In 1990, NASA's Voyager 1 space probe was instructed to take one final image of Earth before it left the Solar System and entered interstellar space, at the request of renowned astronomer and author Carl Sagan. The satellite took the shot using its fisheye camera and beamed it back to Earth after the ground-control team properly unfolded its high-gain antenna on May 9.

"CubeSats have never gone this far into space before, so it's a big milestone", Klesh pointed out. "Both our Cubesats are healthy and functioning properly". They are trailing along after Insight on their very own mission to test their design against the rigors of traveling all the way to the red planet.

It takes from about four minutes to nearly as much as a half-hour for light to travel from Mars to Earth, depending on where the planets are in their orbits. Though they were originally developed to teach university students about satellites, CubeSats are now a major commercial technology, providing data on everything from shipping routes to environmental changes.
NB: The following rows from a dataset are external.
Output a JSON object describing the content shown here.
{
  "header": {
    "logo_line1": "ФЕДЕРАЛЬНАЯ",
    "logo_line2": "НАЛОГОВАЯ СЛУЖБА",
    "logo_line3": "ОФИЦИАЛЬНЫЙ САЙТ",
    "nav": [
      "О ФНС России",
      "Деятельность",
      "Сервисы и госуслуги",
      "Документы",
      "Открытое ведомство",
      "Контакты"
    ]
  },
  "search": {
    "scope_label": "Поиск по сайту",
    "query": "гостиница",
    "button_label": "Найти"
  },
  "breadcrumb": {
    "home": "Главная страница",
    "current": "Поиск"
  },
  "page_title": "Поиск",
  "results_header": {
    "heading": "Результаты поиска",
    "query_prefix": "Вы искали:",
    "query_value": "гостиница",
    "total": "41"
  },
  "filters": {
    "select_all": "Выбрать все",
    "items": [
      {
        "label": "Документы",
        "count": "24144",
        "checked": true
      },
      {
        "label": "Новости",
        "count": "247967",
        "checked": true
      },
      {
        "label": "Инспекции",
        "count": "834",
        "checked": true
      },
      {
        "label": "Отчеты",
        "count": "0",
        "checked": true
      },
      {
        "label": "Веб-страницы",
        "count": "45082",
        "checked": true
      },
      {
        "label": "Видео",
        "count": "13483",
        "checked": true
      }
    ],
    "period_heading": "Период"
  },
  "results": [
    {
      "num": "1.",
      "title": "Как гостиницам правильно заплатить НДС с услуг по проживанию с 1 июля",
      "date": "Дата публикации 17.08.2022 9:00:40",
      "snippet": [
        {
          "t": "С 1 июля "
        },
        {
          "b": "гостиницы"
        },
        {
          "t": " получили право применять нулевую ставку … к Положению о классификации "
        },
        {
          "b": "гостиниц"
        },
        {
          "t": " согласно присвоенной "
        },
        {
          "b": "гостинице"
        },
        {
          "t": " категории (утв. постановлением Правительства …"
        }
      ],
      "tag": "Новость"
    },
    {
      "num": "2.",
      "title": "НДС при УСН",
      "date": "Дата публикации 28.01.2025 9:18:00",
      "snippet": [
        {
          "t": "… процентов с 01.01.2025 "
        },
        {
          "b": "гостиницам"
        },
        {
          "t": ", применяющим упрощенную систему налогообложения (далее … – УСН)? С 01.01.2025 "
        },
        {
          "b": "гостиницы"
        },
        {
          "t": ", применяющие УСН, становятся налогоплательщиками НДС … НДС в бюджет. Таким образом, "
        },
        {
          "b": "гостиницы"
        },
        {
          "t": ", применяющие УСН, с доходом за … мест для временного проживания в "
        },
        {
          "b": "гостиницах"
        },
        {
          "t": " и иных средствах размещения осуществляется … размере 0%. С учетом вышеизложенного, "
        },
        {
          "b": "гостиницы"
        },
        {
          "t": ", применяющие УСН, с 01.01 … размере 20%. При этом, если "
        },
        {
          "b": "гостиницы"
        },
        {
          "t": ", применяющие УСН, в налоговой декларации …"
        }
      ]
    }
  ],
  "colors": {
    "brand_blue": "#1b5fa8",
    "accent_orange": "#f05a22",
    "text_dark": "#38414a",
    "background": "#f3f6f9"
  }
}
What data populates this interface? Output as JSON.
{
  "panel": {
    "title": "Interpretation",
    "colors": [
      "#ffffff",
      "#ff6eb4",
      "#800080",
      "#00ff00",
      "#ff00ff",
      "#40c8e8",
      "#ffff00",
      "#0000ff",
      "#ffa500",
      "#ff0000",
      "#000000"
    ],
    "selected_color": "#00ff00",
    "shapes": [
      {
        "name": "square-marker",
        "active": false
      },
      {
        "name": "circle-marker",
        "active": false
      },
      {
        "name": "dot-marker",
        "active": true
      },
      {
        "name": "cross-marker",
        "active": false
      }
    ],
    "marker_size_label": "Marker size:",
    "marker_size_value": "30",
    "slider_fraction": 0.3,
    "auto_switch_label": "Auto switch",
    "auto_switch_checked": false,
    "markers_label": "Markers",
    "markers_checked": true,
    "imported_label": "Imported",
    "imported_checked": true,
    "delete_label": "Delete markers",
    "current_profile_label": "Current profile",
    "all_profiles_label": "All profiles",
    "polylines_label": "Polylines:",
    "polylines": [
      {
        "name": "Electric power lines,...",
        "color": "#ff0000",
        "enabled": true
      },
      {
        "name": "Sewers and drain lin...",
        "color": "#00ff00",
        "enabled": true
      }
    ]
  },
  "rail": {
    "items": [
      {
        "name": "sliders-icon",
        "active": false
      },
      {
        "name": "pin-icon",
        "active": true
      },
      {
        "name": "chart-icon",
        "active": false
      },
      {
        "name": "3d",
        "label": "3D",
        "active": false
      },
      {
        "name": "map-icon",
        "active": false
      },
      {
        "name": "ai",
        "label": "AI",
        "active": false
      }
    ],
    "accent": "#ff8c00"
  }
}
The cubesats are following NASA's InSight lander to the red planet. MarCO's job is to act as a kind of chaperone to InSight Lander as it approaches Mars. Afterwards, communication relay for the InSight mission will be taken over by NASA's Mars Reconnaissance Orbiter.

Mars landings are notoriously challenging due to the Red Planet's thin atmosphere. While the lander's $813-million mission will carry on for about two years, studying the planet's subsurface structure and its seismic activity, the $18.5 million MarCO mission will end soon after the satellites' arrival on Mars.

InSight won't rely on the MarCO mission for data relay. "The Mars Helicopter holds much promise for our future science, discovery, and exploration missions to Mars".

NASA scientists weren't doing this for sport, but to see if the cubesat's antenna had unfolded - and worked. After this successful first image transmission, the twin satellites will attempt their first trajectory correction maneuvers later this month, NASA reported. This maneuver lets them steer towards Mars, blazing a trail for CubeSats to come.